SANATTAN SAĞLIK EĞİTİMİNE UZANAN BİR YOLCULUK
Onur Ata, mevcut eğitim materyallerindeki eksiklikleri gözlemleyerek AR-GE çalışmalarına yöneldi.
- 3D yazıcılarla üretilen yapay uzuvlara
- Ten rengine yakın silikon kaplamalar
- Hareketli parçalar ve
- Senaryoya özel yazılım kartları eklendi.
Bu sayede ürünler, uzaktan kumanda veya tablet ile senaryoya uygun şekilde kontrol edilebiliyor. Kanama, yara tıkama, pansuman ve benzeri travma müdahaleleri için birebir gerçeklikte eğitim yapılmasına olanak sağlıyor.
7 ÜLKEYE İHRACAT EDİLİYOR
Yerli üretim simülatörler bugün;
Polonya, Almanya, Rusya, Ukrayna, İsviçre, İtalya ve İspanya gibi ülkelere ihraç ediliyor.
Kullanıcılar arasında askeri birlikler, itfaiyeler, sağlık kuruluşları ve tıp eğitim kurumları yer alıyor.
SİMÜLASYON EĞİTİMİNDE YENİ DÖNEM
Simülatörleri eğitimlerinde aktif olarak kullanan emekli SAT komandosu Hakan Çalışkan, bu ürünlerin pratik reflekslerin geliştirilmesinde büyük öneme sahip olduğunu belirtiyor:
“Gerçek bir yaralanma senaryosunu canlı bir insan üzerinde uygulayamazsınız. Bu simülatörlerle, baskı ve stres altında doğru müdahaleyi refleks haline getirebiliyoruz.”

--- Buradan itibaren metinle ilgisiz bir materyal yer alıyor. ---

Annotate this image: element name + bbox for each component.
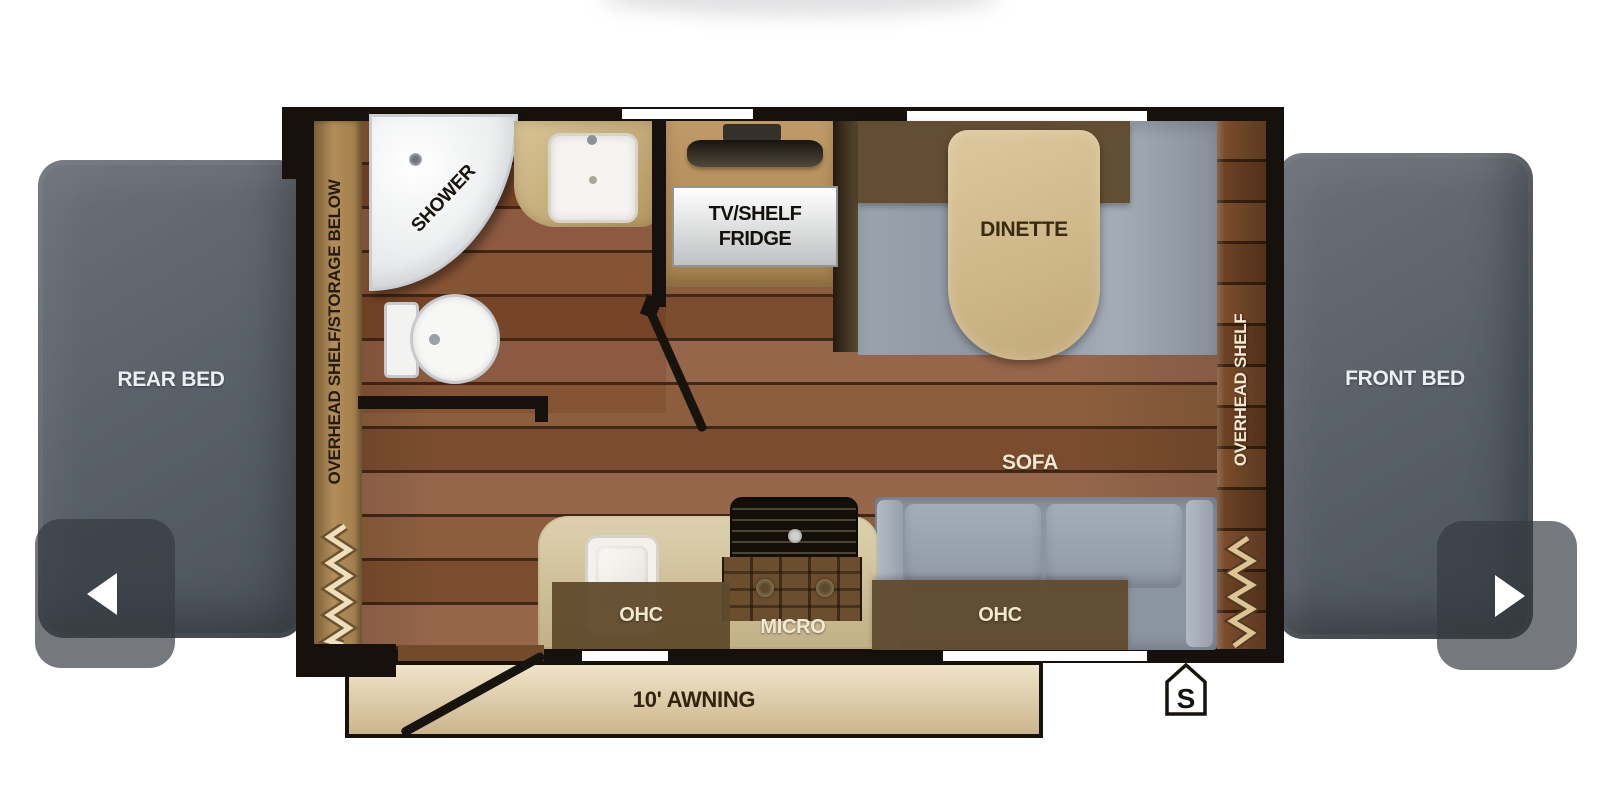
bathroom-wall-end (535, 396, 548, 422)
micro-label: MICRO (733, 616, 853, 639)
window (907, 111, 1147, 121)
tv-label-line2: FRIDGE (719, 227, 792, 252)
tv-label-line1: TV/SHELF (709, 202, 802, 227)
overhead-shelf-label: OVERHEAD SHELF (1231, 285, 1257, 495)
floorplan-carousel-viewport: REAR BED FRONT BED OVERHEAD SHELF/STORAG… (0, 0, 1600, 807)
burner-knob-icon (788, 529, 802, 543)
chevron-left-icon (87, 573, 117, 615)
previous-image-edge (600, 0, 1000, 16)
carousel-next-button[interactable] (1437, 521, 1577, 670)
shower-drain-icon (409, 153, 422, 166)
wall-flange (282, 107, 298, 179)
spare-tire-marker: S (1163, 662, 1209, 718)
overhead-shelf-storage-label: OVERHEAD SHELF/STORAGE BELOW (325, 130, 351, 534)
window (582, 651, 668, 661)
tv-mount-icon (723, 124, 781, 141)
spare-marker-letter: S (1177, 683, 1196, 714)
tv-icon (687, 140, 823, 167)
toilet-icon (410, 294, 500, 384)
window (943, 651, 1147, 661)
sofa-overhead-cabinet: OHC (872, 580, 1128, 650)
toilet-flush-icon (429, 334, 440, 345)
bathroom-wall (358, 396, 548, 409)
canvas-fold-zigzag-icon (1220, 536, 1264, 648)
tv-shelf-fridge-label: TV/SHELF FRIDGE (672, 186, 838, 267)
dinette-table: DINETTE (948, 130, 1100, 360)
burner-knob-icon (756, 579, 774, 597)
kitchen-ohc-label: OHC (619, 604, 663, 627)
microwave-range-icon (722, 557, 862, 621)
awning: 10' AWNING (345, 661, 1043, 738)
front-bed-label: FRONT BED (1345, 367, 1465, 391)
bathroom-wall (652, 121, 666, 307)
chevron-right-icon (1495, 575, 1525, 617)
kitchen-overhead-cabinet: OHC (552, 582, 730, 649)
canvas-fold-zigzag-icon (317, 524, 361, 646)
sofa-label: SOFA (955, 451, 1105, 475)
burner-knob-icon (816, 579, 834, 597)
sofa-cushion (905, 504, 1041, 588)
awning-label: 10' AWNING (633, 687, 755, 734)
drain-icon (589, 176, 597, 184)
sofa-armrest (1186, 500, 1213, 647)
bathroom-sink-icon (548, 133, 638, 223)
carousel-prev-button[interactable] (35, 519, 175, 668)
dinette-label: DINETTE (980, 218, 1068, 242)
cooktop-icon (730, 497, 858, 559)
rear-bed-label: REAR BED (117, 368, 224, 392)
window (622, 109, 753, 119)
faucet-icon (587, 135, 597, 145)
sofa-cushion (1046, 504, 1182, 588)
entry-step-wall (296, 644, 396, 677)
sofa-ohc-label: OHC (978, 604, 1022, 627)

Çalışkan, 5 yılda 250 kursiyere uluslararası geçerliliğe sahip sertifikalı eğitim verdiklerini de ekliyor.
YENİ MODELLER YOLDA
Firmanın geliştirdiği modeller arasında:
- Yara müdahalesine uygun gövde ve uzuvlar
- Giyilebilir simülatörler
- İğne, enjeksiyon ve kan alma uygulamaları için yapay damarlı eğitim kolları yer alıyor.
Onur Ata, modelleri çeşitlendirmek için AR-GE çalışmalarının sürdüğünü belirtiyor. Mekanikten görsel detaylara kadar tüm süreçlerin yerli mühendis ve sanatçılarla yürütüldüğünü vurguluyor.